Packing for a wedding

This weekend one of my good high school friends from back in the day is getting married in Atlanta.  Mrs. Lite Adventurer and I will be heading there for a weekend trip to partake in the celebration, and I got to thinking that this would be a good post-worthy topic:  how to pack efficiently when you’re a guest at a wedding.

It’s not really that much different than packing for a normal trip except for a few extra key items.  Since this is a short weekend trip, I’ll be taking my usual tops and bottoms in my packing list, but only enough for 2 days’ worth of wear.  I’ll also pack a set of clothes specifically to wear to the wedding ceremony and reception, and the clothes vary depending on the type of wedding.  For a less formal setting, like a beach for example, I’ll plan on some nice pants and either a button up shirt sans tie or a polo shirt.  For this particular wedding I’m going to, it’s located inside a high-end hotel in downtown Atlanta, so I opted for a suit which is always a safe choice for guys.  I have a basic navy blue suit that I pair with a pink button up long sleeve shirt that’s my go-to attire for fancier weddings.  I’m on the fence about wearing a tie, but will likely go without one this time; I’ve found that wearing the suit jacket makes me fancified enough for occasions like these.  On my feet, I wear a pair of black Rockport Oxford shoes, like the ones pictured here.  I love these shoes; they’re the ones I wear to the office every day.  They’re comfortable, durable, water resistant, and can pass for real dress shoes in most situations.

There are a couple of other items that are super important for weddings that I make sure to have readily available:

1) Plain white handkerchief.  Comes in handy for all sorts of purposes.  I use one to dab at my forehead when I’ve been dancing for a while and get hot as a result.

2) Shout wipe.  If you get mustard on a shirt, you can always change into another shirt.  Since I don’t travel with a spare suit, if I get food on me – which happens more than I’d like – then the Shout wipe bails me out.  Every time I use one of these guys, I’m amazed at how well they work.  Magical.

3) No real camera.  I put this on here because normally I travel with a dedicated camera.  But for this type of occasion, my iPhone is good enough.  All I’m looking to do is capture some memories; there won’t be any shots that I’ll be printing large and hanging on the wall.  Plus, most weddings have a pro photographer who can take much better quality photos than anything I’m able to shoot.

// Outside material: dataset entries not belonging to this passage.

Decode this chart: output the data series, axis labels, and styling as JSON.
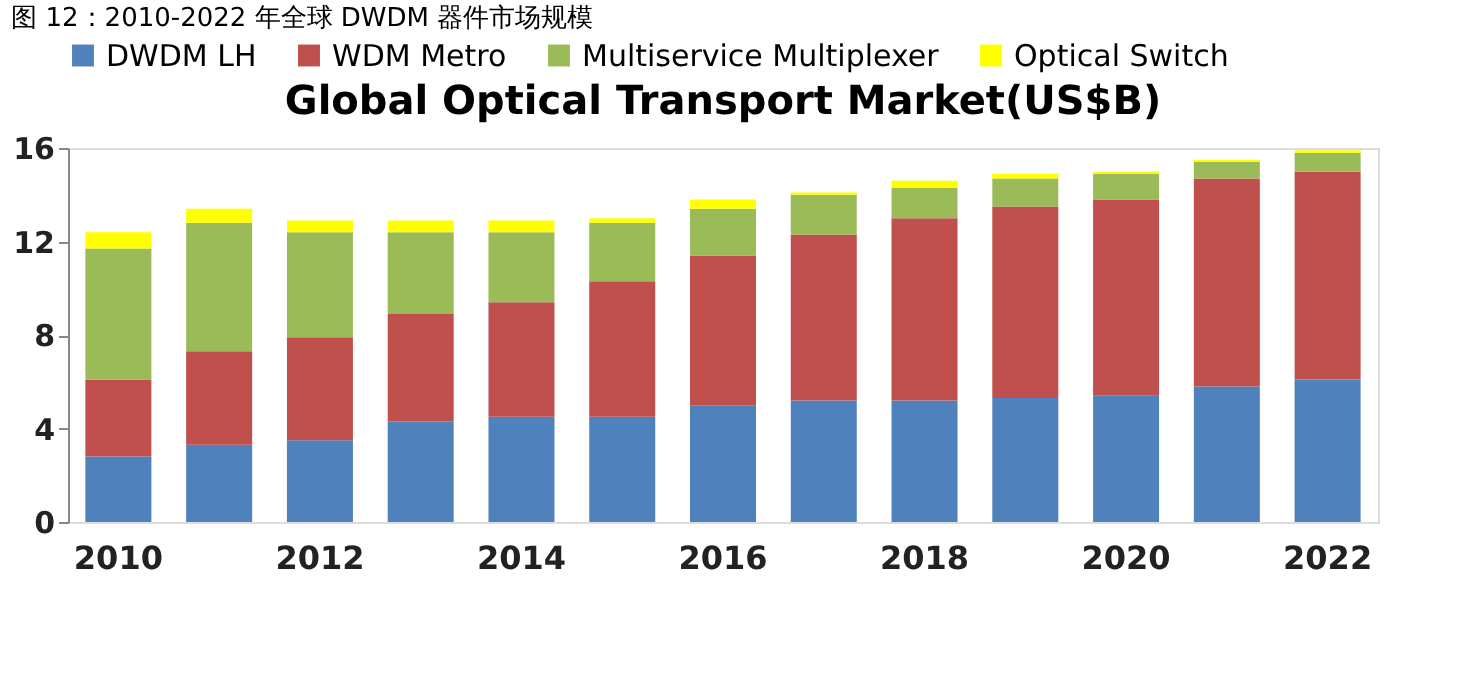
{
  "chart_data": {
    "type": "bar",
    "stacked": true,
    "title": "图 12：2010-2022 年全球 DWDM 器件市场规模",
    "subtitle": "Global Optical Transport Market(US$B)",
    "categories": [
      "2010",
      null,
      "2012",
      null,
      "2014",
      null,
      "2016",
      null,
      "2018",
      null,
      "2020",
      null,
      "2022"
    ],
    "series": [
      {
        "name": "DWDM LH",
        "color": "#4f81bd",
        "values": [
          2.8,
          3.3,
          3.5,
          4.3,
          4.5,
          4.5,
          5.0,
          5.2,
          5.2,
          5.3,
          5.4,
          5.8,
          6.1
        ]
      },
      {
        "name": "WDM Metro",
        "color": "#c0504d",
        "values": [
          3.3,
          4.0,
          4.4,
          4.6,
          4.9,
          5.8,
          6.4,
          7.1,
          7.8,
          8.2,
          8.4,
          8.9,
          8.9
        ]
      },
      {
        "name": "Multiservice Multiplexer",
        "color": "#9bbb59",
        "values": [
          5.6,
          5.5,
          4.5,
          3.5,
          3.0,
          2.5,
          2.0,
          1.7,
          1.3,
          1.2,
          1.1,
          0.7,
          0.8
        ]
      },
      {
        "name": "Optical Switch",
        "color": "#ffff00",
        "values": [
          0.7,
          0.6,
          0.5,
          0.5,
          0.5,
          0.2,
          0.4,
          0.1,
          0.3,
          0.2,
          0.1,
          0.1,
          0.1
        ]
      }
    ],
    "ylim": [
      0,
      16
    ],
    "yticks": [
      0,
      4,
      8,
      12,
      16
    ],
    "grid": false,
    "legend": "top"
  }
}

4) Phone with Uber/Lyft app.  Though we’re staying not too far from the wedding site and could easily drive, the car is going to stay parked while we take either Uber or Lyft there and back.  This will cost more money than driving myself, but it allows me to avoid driving in downtown Atlanta traffic [shudder] and also allows both Mrs. Lite Adventurer and me to fully enjoy the bar at the reception without having to worry about driving back later in the evening.

5) Listerine breath strips.  Weddings = lots of talking and close encounters.  Keep it fresh people.

6) Wedding gift.  Okay; this one’s going to get it’s own full paragraph, because I have quite an opinionated view on this.  Read on.

My typical wedding gift to family and friends is cash.  For some baffling reason, asking for cash as a bride and groom to-be in this country is considered taboo and in poor taste.  So no one directly requests it, but from I’ve gathered over the years, many folks would actually prefer cash for a wedding gift rather than another useless blender or oversized salad tongs that will sit unused in the top cupboard for 3 years before they invariably end up in the Goodwill pile.  I know the American way is to make up a registry with a whole bunch of kitchen and bedroom accoutrements, but I don’t understand it and don’t see why we can’t collectively change the tradition when there are so many people who are totally fine with getting money as a gift.  Cash:  it’s simple, fungible, useful to just about everyone alive, and rarely wasted.  I’m hoping that maybe as my generation grows older and has more influence, this ridiculous social norm will eventually change since a larger proportion of us compared to prior generations seems to be embracing minimalist living and shying away from the idea of accumulating a large house full of material goods.

So packing a wedding gift is no problem.  It’s almost always a wedding card with a check in it.  Or in this case, a donation to a charity specifically requested by the bride & groom.

Alright people, I have a piece of wedding cake that’s awaiting my arrival.  Have a good week everyone!